Ragen likes to talk. Her speech is so fast that listening to her is like riding a New York City subway during rush hour – the words keep tumbling out, each pushing their way to exit first. She talks so intimately about her characters, it is a bit of a disappointment when they don’t knock on the door to borrow some sugar to tea.

“They don’t always cooperate,” she says as if describing some recalcitrant children. “That’s why I never know how my books will end until I get there.”

Ragen’s most deeply felt persona, though, is not a character, but a city, described in such intimate detail it is brought anthropomorphically alive.

“I’m so deeply in love with Jerusalem,” says Ragen, echoing the sentiments of many of her characters.

“See the hills from my house?” asks Ragen. “Somewhere out there David fought Goliath.
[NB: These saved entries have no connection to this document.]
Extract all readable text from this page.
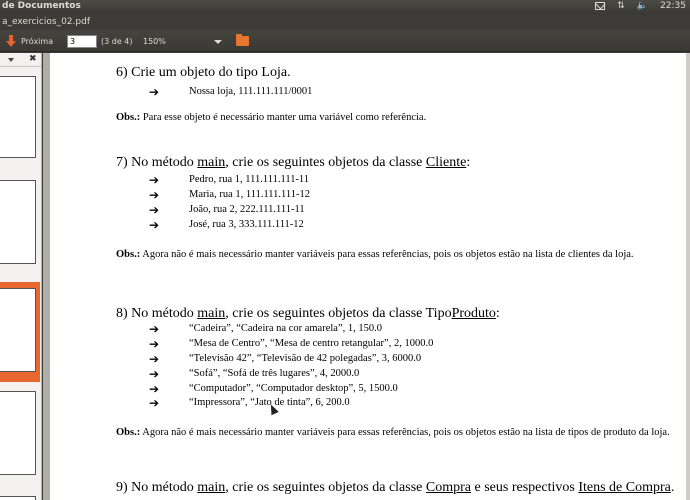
de Documentos	⇅ 🔈 22:35
a_exercicios_02.pdf
Próxima
3	(3 de 4) 150%
✖
6) Crie um objeto do tipo Loja.
➔	Nossa loja, 111.111.111/0001
Obs.: Para esse objeto é necessário manter uma variável como referência.
7) No método main, crie os seguintes objetos da classe Cliente:
➔	Pedro, rua 1, 111.111.111-11
➔	Maria, rua 1, 111.111.111-12
➔	João, rua 2, 222.111.111-11
➔	José, rua 3, 333.111.111-12
Obs.: Agora não é mais necessário manter variáveis para essas referências, pois os objetos estão na lista de clientes da loja.
8) No método main, crie os seguintes objetos da classe TipoProduto:
➔	“Cadeira”, “Cadeira na cor amarela”, 1, 150.0
➔	“Mesa de Centro”, “Mesa de centro retangular”, 2, 1000.0
➔	“Televisão 42”, “Televisão de 42 polegadas”, 3, 6000.0
➔	“Sofá”, “Sofá de três lugares”, 4, 2000.0
➔	“Computador”, “Computador desktop”, 5, 1500.0
➔	“Impressora”, “Jato de tinta”, 6, 200.0
Obs.: Agora não é mais necessário manter variáveis para essas referências, pois os objetos estão na lista de tipos de produto da loja.
9) No método main, crie os seguintes objetos da classe Compra e seus respectivos Itens de Compra.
Over to the right is the tomb of Samuel the prophet.”

To Ragen, Jerusalem is more than the concrete reality of cars, office buildings and hotels. “There is an otherwordliness here,” she says. “What you are looking at is a palpable 2,000-year-old longing.”

Born in 1949, Ragen grew up in the Rockaways, NY, in a racially-mixed low-income – “deadening to the imagination” – housing project. Her father died when she was five and an unredeemable $5 application fee landed her in a religious girls’ school as a scholarship student. Ashamed of her financial status, she was even ashamed she didn’t have a father.

“Isn’t that strange?” Ragen asks, baffled by her own self-consciousness. it was in school that Ragen began her life-long love affair with Orthodox Judaism. And writing.

In 1971, Ragen and her husband moved to Israel without even having been there: “We didn’t want to be like the biblical spies.”

She wrote freelance articles, suppressing, she says, an almost pathological fear of being considered a housewife who writes on the side.

By the time she decided to tackle fiction (she already had a BA and MA in English Literature), she and her husband traded their brand of ultra-Orthodoxy for something more modern. Straddling two worlds, Ragen is as comfortable discussing D.H.Lawrence as she is explaining Jewish ritual.

Although she has read and admires Amos Oz and David Grossman – she finds the Hebrew a bit tough going despite her 25 years in the country – she admits to living in a sort of literary no-man’s land.

“Israelis will never consider me truly their own,” says Ragen, who writes in English, primarily for American audiences.

Ragen answers all her fan (and occasionally hate) mail and had not read reviews of her books since a New York Times reviewer hailed Jephte’s Daughter as a new genre of Jewish Gothic. “As if I had made the whole thing up,” fumes Ragen.

She is currently at work on her fourth novel. Taking her leave of the ultra-Orthodox world, she is approaching the Sephardi Jewish community with great awe. Three years into research, Ragen says she is only beginning to scratch the surface. Although the novel takes place in New York, Ragen feels confident her characters will end up in Jerusalem.

“It is,” she says, “where all roads eventually lead.”